I need to factor the following polynomial $ f \in \mathbb{Z} [ X ] $, and if I can't factor it out to give an argument why is irreductible. $f=8x^4+18x^3-41x^2-68x+18$.
I tryeid using Horner's Method by finding the divizors of the free term (i.e. 18). I also tryied to find the discriminant of f using the following formulas $D(f) = \frac{(-1)^{\frac{n(n-1)}{2}}}{a_n}Res(f,f')$, where $Res(f,f')$ is the determinant of the Sylvester Matrix. If I could prove that the discriminant of $f$ is negative then $f$ would be irreductible.
It's not difficult to show that $f$ does not have a rational root, i.e. a factor of degree $1$. (Use the rational root theorem, as mentioned in the comments.)
Thus to show that $f$ is irreducible over $\mathbb Z$, we just have to eliminate the possibility that $f=gh$, where $g$ and $h$ are polynomials over $\mathbb Z$ of degree $2$.
If we had such $g$ and $h$, then there could be at most $8$ values $n \in \mathbb Z$, such that $f(n)$ is prime. This is because we have $f(n) = g(n) \cdot h(n)$. Now if $f(n)$ is prime, this means that either $g(n)$ or $h(n)$ is $\pm 1$. Since $g\pm1$ and $h\pm 1$ are each polynomials of degree $2$, they can have at most $2$ roots, thus both $g$ and $h$ can attain each of the values $\pm 1$ at most twice. If we combine the possibilities for positive and negative $1$, each $g$ and $h$ can attain a unit value in $\mathbb Z$ for at most $4$ values, so in total there can be at most $8$ values $n$ such that $f(n)$ is prime. (So far this argument works for any degree $4$ integer polynomial with no rational roots.)

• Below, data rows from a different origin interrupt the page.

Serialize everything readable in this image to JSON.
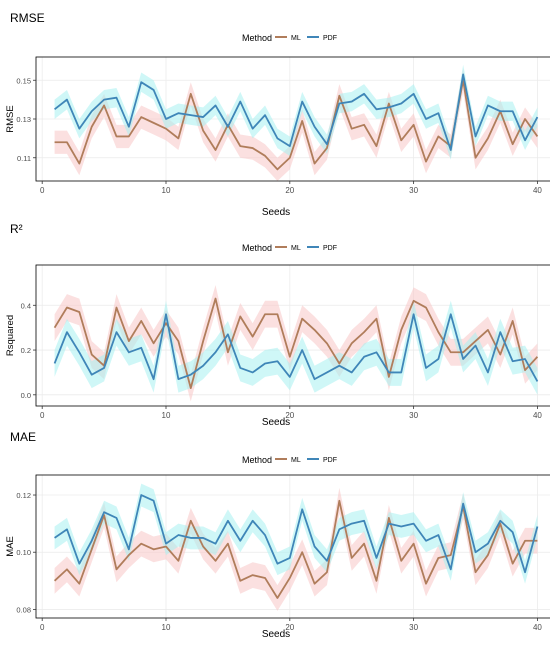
{
  "figure": {
    "background": "#ffffff",
    "panel_border": "#000000",
    "grid_color": "#ebebeb",
    "series_colors": {
      "ML": "#b07d5b",
      "PDF": "#3f86b8"
    },
    "band_colors": {
      "ML": "#f7c7c7",
      "PDF": "#a8f0f0"
    }
  },
  "chart_data": [
    {
      "type": "line",
      "title": "RMSE",
      "xlabel": "Seeds",
      "ylabel": "RMSE",
      "legend_title": "Method",
      "legend_placement": "top-center",
      "grid": true,
      "xlim": [
        -0.5,
        41.5
      ],
      "ylim": [
        0.098,
        0.162
      ],
      "x_ticks": [
        0,
        10,
        20,
        30,
        40
      ],
      "x_tick_labels": [
        "0",
        "10",
        "20",
        "30",
        "40"
      ],
      "y_ticks": [
        0.11,
        0.13,
        0.15
      ],
      "y_tick_labels": [
        "0.11",
        "0.13",
        "0.15"
      ],
      "x": [
        1,
        2,
        3,
        4,
        5,
        6,
        7,
        8,
        9,
        10,
        11,
        12,
        13,
        14,
        15,
        16,
        17,
        18,
        19,
        20,
        21,
        22,
        23,
        24,
        25,
        26,
        27,
        28,
        29,
        30,
        31,
        32,
        33,
        34,
        35,
        36,
        37,
        38,
        39,
        40
      ],
      "series": [
        {
          "name": "ML",
          "band_halfwidth": 0.006,
          "values": [
            0.118,
            0.118,
            0.107,
            0.126,
            0.137,
            0.121,
            0.121,
            0.131,
            0.128,
            0.125,
            0.12,
            0.143,
            0.124,
            0.114,
            0.127,
            0.116,
            0.115,
            0.111,
            0.104,
            0.11,
            0.129,
            0.107,
            0.115,
            0.142,
            0.125,
            0.127,
            0.116,
            0.138,
            0.119,
            0.127,
            0.108,
            0.121,
            0.116,
            0.15,
            0.11,
            0.12,
            0.134,
            0.117,
            0.13,
            0.121
          ]
        },
        {
          "name": "PDF",
          "band_halfwidth": 0.005,
          "values": [
            0.135,
            0.14,
            0.125,
            0.134,
            0.14,
            0.141,
            0.126,
            0.149,
            0.145,
            0.13,
            0.133,
            0.132,
            0.131,
            0.137,
            0.126,
            0.139,
            0.125,
            0.132,
            0.12,
            0.116,
            0.139,
            0.126,
            0.117,
            0.138,
            0.139,
            0.143,
            0.135,
            0.136,
            0.138,
            0.143,
            0.13,
            0.133,
            0.114,
            0.153,
            0.121,
            0.137,
            0.134,
            0.134,
            0.119,
            0.131
          ]
        }
      ]
    },
    {
      "type": "line",
      "title": "R²",
      "xlabel": "Seeds",
      "ylabel": "Rsquared",
      "legend_title": "Method",
      "legend_placement": "top-center",
      "grid": true,
      "xlim": [
        -0.5,
        41.5
      ],
      "ylim": [
        -0.05,
        0.58
      ],
      "x_ticks": [
        0,
        10,
        20,
        30,
        40
      ],
      "x_tick_labels": [
        "0",
        "10",
        "20",
        "30",
        "40"
      ],
      "y_ticks": [
        0.0,
        0.2,
        0.4
      ],
      "y_tick_labels": [
        "0.0",
        "0.2",
        "0.4"
      ],
      "x": [
        1,
        2,
        3,
        4,
        5,
        6,
        7,
        8,
        9,
        10,
        11,
        12,
        13,
        14,
        15,
        16,
        17,
        18,
        19,
        20,
        21,
        22,
        23,
        24,
        25,
        26,
        27,
        28,
        29,
        30,
        31,
        32,
        33,
        34,
        35,
        36,
        37,
        38,
        39,
        40
      ],
      "series": [
        {
          "name": "ML",
          "band_halfwidth": 0.06,
          "values": [
            0.3,
            0.39,
            0.37,
            0.18,
            0.13,
            0.39,
            0.24,
            0.33,
            0.23,
            0.32,
            0.24,
            0.03,
            0.24,
            0.43,
            0.19,
            0.35,
            0.26,
            0.36,
            0.36,
            0.17,
            0.34,
            0.29,
            0.23,
            0.14,
            0.23,
            0.28,
            0.34,
            0.08,
            0.29,
            0.42,
            0.39,
            0.28,
            0.19,
            0.19,
            0.24,
            0.29,
            0.18,
            0.33,
            0.11,
            0.17
          ]
        },
        {
          "name": "PDF",
          "band_halfwidth": 0.06,
          "values": [
            0.14,
            0.28,
            0.19,
            0.09,
            0.12,
            0.28,
            0.19,
            0.21,
            0.07,
            0.36,
            0.07,
            0.09,
            0.13,
            0.19,
            0.27,
            0.12,
            0.1,
            0.14,
            0.15,
            0.08,
            0.2,
            0.07,
            0.1,
            0.13,
            0.1,
            0.17,
            0.19,
            0.1,
            0.1,
            0.36,
            0.12,
            0.16,
            0.36,
            0.16,
            0.22,
            0.1,
            0.28,
            0.15,
            0.16,
            0.06
          ]
        }
      ]
    },
    {
      "type": "line",
      "title": "MAE",
      "xlabel": "Seeds",
      "ylabel": "MAE",
      "legend_title": "Method",
      "legend_placement": "top-center",
      "grid": true,
      "xlim": [
        -0.5,
        41.5
      ],
      "ylim": [
        0.077,
        0.127
      ],
      "x_ticks": [
        0,
        10,
        20,
        30,
        40
      ],
      "x_tick_labels": [
        "0",
        "10",
        "20",
        "30",
        "40"
      ],
      "y_ticks": [
        0.08,
        0.1,
        0.12
      ],
      "y_tick_labels": [
        "0.08",
        "0.10",
        "0.12"
      ],
      "x": [
        1,
        2,
        3,
        4,
        5,
        6,
        7,
        8,
        9,
        10,
        11,
        12,
        13,
        14,
        15,
        16,
        17,
        18,
        19,
        20,
        21,
        22,
        23,
        24,
        25,
        26,
        27,
        28,
        29,
        30,
        31,
        32,
        33,
        34,
        35,
        36,
        37,
        38,
        39,
        40
      ],
      "series": [
        {
          "name": "ML",
          "band_halfwidth": 0.0045,
          "values": [
            0.09,
            0.094,
            0.089,
            0.101,
            0.113,
            0.094,
            0.099,
            0.103,
            0.101,
            0.102,
            0.097,
            0.111,
            0.102,
            0.097,
            0.103,
            0.09,
            0.092,
            0.091,
            0.084,
            0.091,
            0.1,
            0.089,
            0.093,
            0.118,
            0.098,
            0.103,
            0.09,
            0.112,
            0.097,
            0.103,
            0.089,
            0.098,
            0.099,
            0.116,
            0.093,
            0.099,
            0.11,
            0.096,
            0.104,
            0.104
          ]
        },
        {
          "name": "PDF",
          "band_halfwidth": 0.004,
          "values": [
            0.105,
            0.108,
            0.096,
            0.104,
            0.114,
            0.112,
            0.101,
            0.12,
            0.118,
            0.103,
            0.106,
            0.105,
            0.105,
            0.103,
            0.111,
            0.104,
            0.111,
            0.106,
            0.096,
            0.098,
            0.115,
            0.102,
            0.097,
            0.108,
            0.11,
            0.111,
            0.098,
            0.11,
            0.109,
            0.11,
            0.104,
            0.106,
            0.094,
            0.117,
            0.1,
            0.103,
            0.111,
            0.107,
            0.093,
            0.109
          ]
        }
      ]
    }
  ]
}
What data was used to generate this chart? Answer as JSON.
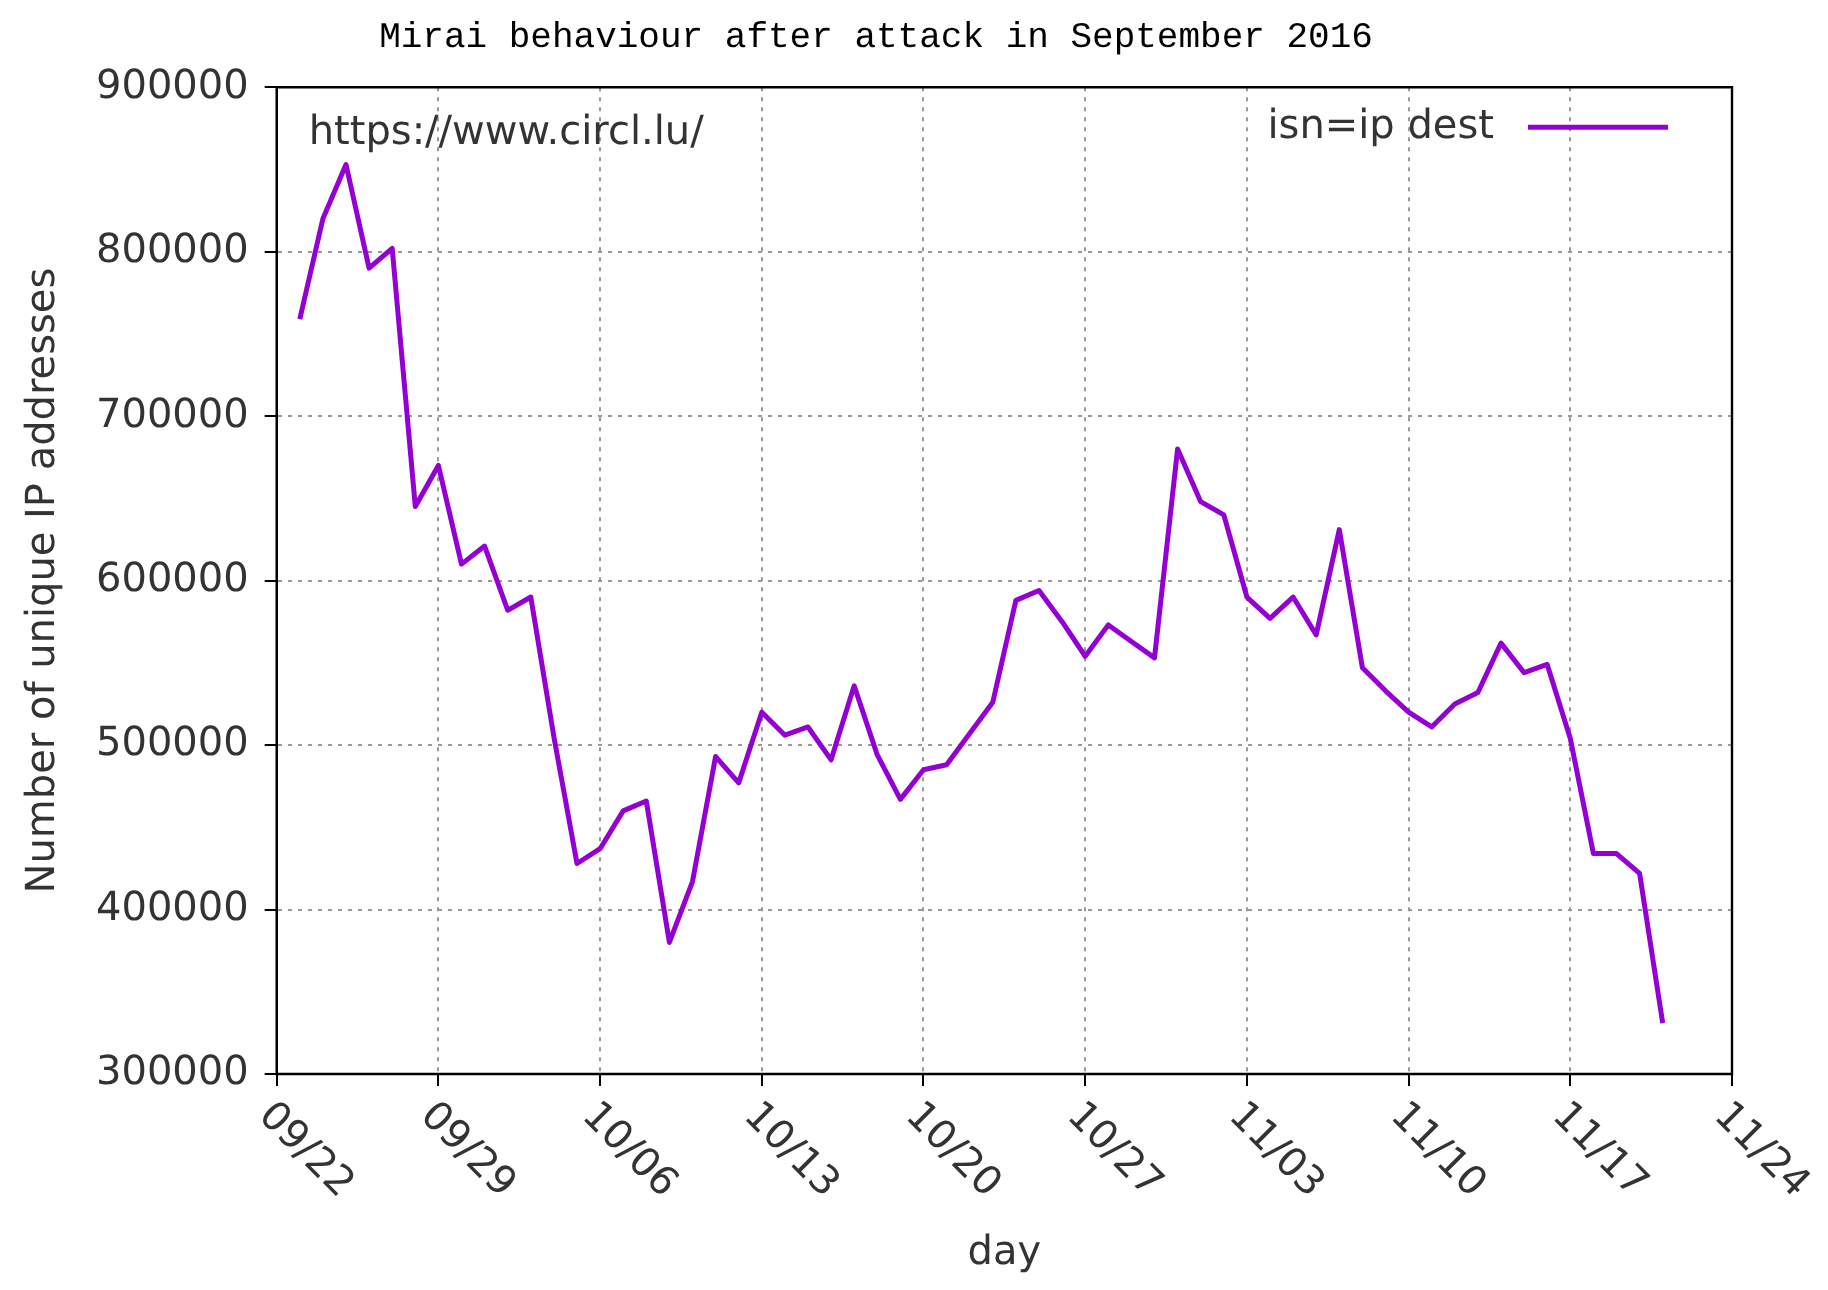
{
  "chart_data": {
    "type": "line",
    "title": "Mirai behaviour after attack in September 2016",
    "xlabel": "day",
    "ylabel": "Number of unique IP addresses",
    "annotations": [
      "https://www.circl.lu/"
    ],
    "x": [
      "--09-23",
      "--09-24",
      "--09-25",
      "--09-26",
      "--09-27",
      "--09-28",
      "--09-29",
      "--09-30",
      "--10-01",
      "--10-02",
      "--10-03",
      "--10-04",
      "--10-05",
      "--10-06",
      "--10-07",
      "--10-08",
      "--10-09",
      "--10-10",
      "--10-11",
      "--10-12",
      "--10-13",
      "--10-14",
      "--10-15",
      "--10-16",
      "--10-17",
      "--10-18",
      "--10-19",
      "--10-20",
      "--10-21",
      "--10-22",
      "--10-23",
      "--10-24",
      "--10-25",
      "--10-26",
      "--10-27",
      "--10-28",
      "--10-29",
      "--10-30",
      "--10-31",
      "--11-01",
      "--11-02",
      "--11-03",
      "--11-04",
      "--11-05",
      "--11-06",
      "--11-07",
      "--11-08",
      "--11-09",
      "--11-10",
      "--11-11",
      "--11-12",
      "--11-13",
      "--11-14",
      "--11-15",
      "--11-16",
      "--11-17",
      "--11-18",
      "--11-19",
      "--11-20",
      "--11-21"
    ],
    "series": [
      {
        "name": "isn=ip dest",
        "color": "#9400d3",
        "values": [
          759000,
          820000,
          853000,
          790000,
          802000,
          645000,
          670000,
          610000,
          621000,
          582000,
          590000,
          505000,
          428000,
          437000,
          460000,
          466000,
          380000,
          417000,
          493000,
          477000,
          520000,
          506000,
          511000,
          491000,
          536000,
          494000,
          467000,
          485000,
          488000,
          507000,
          526000,
          588000,
          594000,
          575000,
          554000,
          573000,
          563000,
          553000,
          680000,
          648000,
          640000,
          590000,
          577000,
          590000,
          567000,
          631000,
          547000,
          533000,
          520000,
          511000,
          525000,
          532000,
          562000,
          544000,
          549000,
          504000,
          434000,
          434000,
          422000,
          331000
        ]
      }
    ],
    "xlim": [
      "--09-22",
      "--11-24"
    ],
    "xticks": [
      {
        "value": "--09-22",
        "label": "09/22"
      },
      {
        "value": "--09-29",
        "label": "09/29"
      },
      {
        "value": "--10-06",
        "label": "10/06"
      },
      {
        "value": "--10-13",
        "label": "10/13"
      },
      {
        "value": "--10-20",
        "label": "10/20"
      },
      {
        "value": "--10-27",
        "label": "10/27"
      },
      {
        "value": "--11-03",
        "label": "11/03"
      },
      {
        "value": "--11-10",
        "label": "11/10"
      },
      {
        "value": "--11-17",
        "label": "11/17"
      },
      {
        "value": "--11-24",
        "label": "11/24"
      }
    ],
    "ylim": [
      300000,
      900000
    ],
    "yticks": [
      300000,
      400000,
      500000,
      600000,
      700000,
      800000,
      900000
    ],
    "grid": true,
    "legend": "top right",
    "marker": "none",
    "line_style": "solid"
  }
}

So to complete the proof of irreducibility, we just have to find $9$ values $n \in \mathbb Z$ such that $f(n)$ is prime.
$f(5)=5903$, $f(-5)=2083$, $f(-7)=11519$, $f(35)=12724163$, $f(-35)=11185423$, $f(-37)=14027939$, $f(-97)=691426979$, $f(103)=919634179$, $f(-115)=1371294863$ are all prime values.
Thus $f$ is irreducible over $\mathbb Z$ (and by Gauss's lemma also over $\mathbb Q$).